Au cours des siècles, le terme « kakistocratie » a persisté, mais c’est en 2018 qu’il a vraiment pris le devant de la scène. Aux États-Unis, une dispute publicisée entre Donald Trump et l’ancien directeur de la CIA, John Brennan, a mis en évidence ce mot. Brennan a écrit à l’ancien président: « Votre kakistocratie s’effondre. » Plusieurs médias ont repris cette déclaration, la considérant comme une description précise du style de gouvernement de Trump.
Alors, qu’est-ce que la kakistocratie?

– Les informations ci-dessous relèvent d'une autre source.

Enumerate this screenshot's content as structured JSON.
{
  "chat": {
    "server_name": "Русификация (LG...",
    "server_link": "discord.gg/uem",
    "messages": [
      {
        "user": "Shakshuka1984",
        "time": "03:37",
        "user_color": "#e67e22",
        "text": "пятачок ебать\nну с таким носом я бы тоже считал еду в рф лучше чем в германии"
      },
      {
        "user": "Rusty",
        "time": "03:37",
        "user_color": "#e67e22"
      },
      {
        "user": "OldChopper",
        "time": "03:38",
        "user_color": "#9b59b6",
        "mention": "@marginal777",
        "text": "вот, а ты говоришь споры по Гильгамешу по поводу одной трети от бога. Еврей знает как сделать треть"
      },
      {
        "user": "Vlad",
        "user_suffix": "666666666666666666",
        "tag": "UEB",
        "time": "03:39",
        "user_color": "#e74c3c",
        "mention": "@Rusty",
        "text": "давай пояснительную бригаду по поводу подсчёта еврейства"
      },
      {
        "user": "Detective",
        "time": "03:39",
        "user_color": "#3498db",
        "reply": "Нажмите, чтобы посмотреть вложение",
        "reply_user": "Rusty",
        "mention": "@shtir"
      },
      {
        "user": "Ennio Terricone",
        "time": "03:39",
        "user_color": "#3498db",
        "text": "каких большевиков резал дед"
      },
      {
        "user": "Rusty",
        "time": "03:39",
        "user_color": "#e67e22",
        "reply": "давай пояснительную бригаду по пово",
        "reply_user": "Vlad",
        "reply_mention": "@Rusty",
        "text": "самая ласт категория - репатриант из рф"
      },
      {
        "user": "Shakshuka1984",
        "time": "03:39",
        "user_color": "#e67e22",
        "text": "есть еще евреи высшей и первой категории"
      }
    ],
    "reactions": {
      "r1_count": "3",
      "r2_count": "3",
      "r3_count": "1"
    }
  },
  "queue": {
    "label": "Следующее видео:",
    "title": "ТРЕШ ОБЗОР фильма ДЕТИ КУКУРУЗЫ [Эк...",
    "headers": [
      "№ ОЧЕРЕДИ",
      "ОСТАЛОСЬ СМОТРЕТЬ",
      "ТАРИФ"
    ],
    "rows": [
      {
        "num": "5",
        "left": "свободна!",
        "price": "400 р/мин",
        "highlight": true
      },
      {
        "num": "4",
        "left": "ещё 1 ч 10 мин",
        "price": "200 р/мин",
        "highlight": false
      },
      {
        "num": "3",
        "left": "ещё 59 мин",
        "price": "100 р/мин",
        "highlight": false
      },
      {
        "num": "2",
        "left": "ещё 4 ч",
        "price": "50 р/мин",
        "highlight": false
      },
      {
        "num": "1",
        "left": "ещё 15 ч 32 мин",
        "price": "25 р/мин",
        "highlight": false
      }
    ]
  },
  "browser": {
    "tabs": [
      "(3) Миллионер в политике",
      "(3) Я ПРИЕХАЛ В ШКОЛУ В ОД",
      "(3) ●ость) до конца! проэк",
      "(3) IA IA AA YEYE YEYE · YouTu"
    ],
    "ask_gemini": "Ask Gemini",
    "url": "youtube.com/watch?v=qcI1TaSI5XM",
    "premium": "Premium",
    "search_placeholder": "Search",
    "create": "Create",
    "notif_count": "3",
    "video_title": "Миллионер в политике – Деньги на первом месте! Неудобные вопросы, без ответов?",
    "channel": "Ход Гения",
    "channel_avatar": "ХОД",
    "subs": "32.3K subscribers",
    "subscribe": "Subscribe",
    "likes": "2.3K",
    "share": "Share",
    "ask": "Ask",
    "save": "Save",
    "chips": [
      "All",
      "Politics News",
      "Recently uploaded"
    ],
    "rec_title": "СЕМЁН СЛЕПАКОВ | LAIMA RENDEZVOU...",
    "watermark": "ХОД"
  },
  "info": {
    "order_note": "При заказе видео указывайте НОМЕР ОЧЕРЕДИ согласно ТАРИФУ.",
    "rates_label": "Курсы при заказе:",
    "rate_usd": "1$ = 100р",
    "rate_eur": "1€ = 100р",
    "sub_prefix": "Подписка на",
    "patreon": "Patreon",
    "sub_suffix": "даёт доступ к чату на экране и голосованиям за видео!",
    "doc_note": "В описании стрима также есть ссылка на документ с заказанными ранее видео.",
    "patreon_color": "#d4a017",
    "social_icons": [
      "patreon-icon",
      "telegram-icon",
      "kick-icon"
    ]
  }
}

En nous tournant vers le grec ancien pour une définition, « kakistos » est le superlatif de « kakos », qui signifie « mauvais », tandis que « kratos » se traduit par « pouvoir ». Par conséquent, la kakistocratie décrit un système dirigé par des incompétents. Alors que cette notion est principalement discutée dans le contexte politique, elle apparaît également dans le monde des affaires, comme l’illustre le dernier livre d’Isabelle Barth, chercheuse en sciences de gestion, « La Kakistocratie ou le pouvoir des pires » (Editions EMS).
Le sujet a été relativement ignoré par la recherche en gestion jusqu’à maintenant et s’avère difficile à quantifier. Cependant, l’auteure recueille de nombreux témoignages pour montrer les diverses formes que peut prendre ce phénomène. Elle nous entraîne dans les profondeurs des organisations, là où les groupes de travail peuvent quotidiennement manifester des comportements problématiques souvent inconnus en dehors des murs de l’entreprise.
Comment des kakistocraties arrivent-elles à émerger dans un monde économique exigeant où everyone poursuit constamment la performance ? Quels facteurs permettent aux incompétents d’accéder au sommet de la hiérarchie ? Mme Barth identifie plusieurs origines de cette « gouvernance par l’incompétence », qui affecte les employés.
Isabelle Barth se penche sur les critères utilisés par certaines entreprises pour le recrutement ou la promotion, notamment l’accent mis sur l’appartenance à des corps définis, la détention de diplômes ou même l’appartenance à des clans spécifiques. Cette approche favorise souvent un milieu exclusif qui peut également avoir une dimension familiale. Elle souligne des cas où le fondateur d’une PME positionne progressivement ses enfants aux divers postes de direction.
Un autre problème soulevé par Isabelle Barth concerne la fonction publique, où les promotions sont obtenues par des concours basés sur des critères déconnectés des exigences réelles des postes. Cette observation est partagée par Léo, fonctionnaire cité dans son livre.
Isabelle Barth critique également ceux qui sont en position de décision et impactent les mouvements internes pour compenser leur propre incompétence. Elle cite la tendance à restreindre les personnes compétentes dans une équipe, favorisant la promotion des individus moins compétents. Un exemple typique est donné par Leïla, employée dans la recherche, qui a constaté qu’elle était bloquée dans un poste sans perspective parce qu’elle était essentielle à l’équipe.
Enfin, un autre facteur limitant peut être la peur de la concurrence. Certains managers ont tendance à s’entourer de personnes moins qualifiées, afin de ne pas être éclipsées par leurs subordonnés qui peuvent finalement leur être redevables.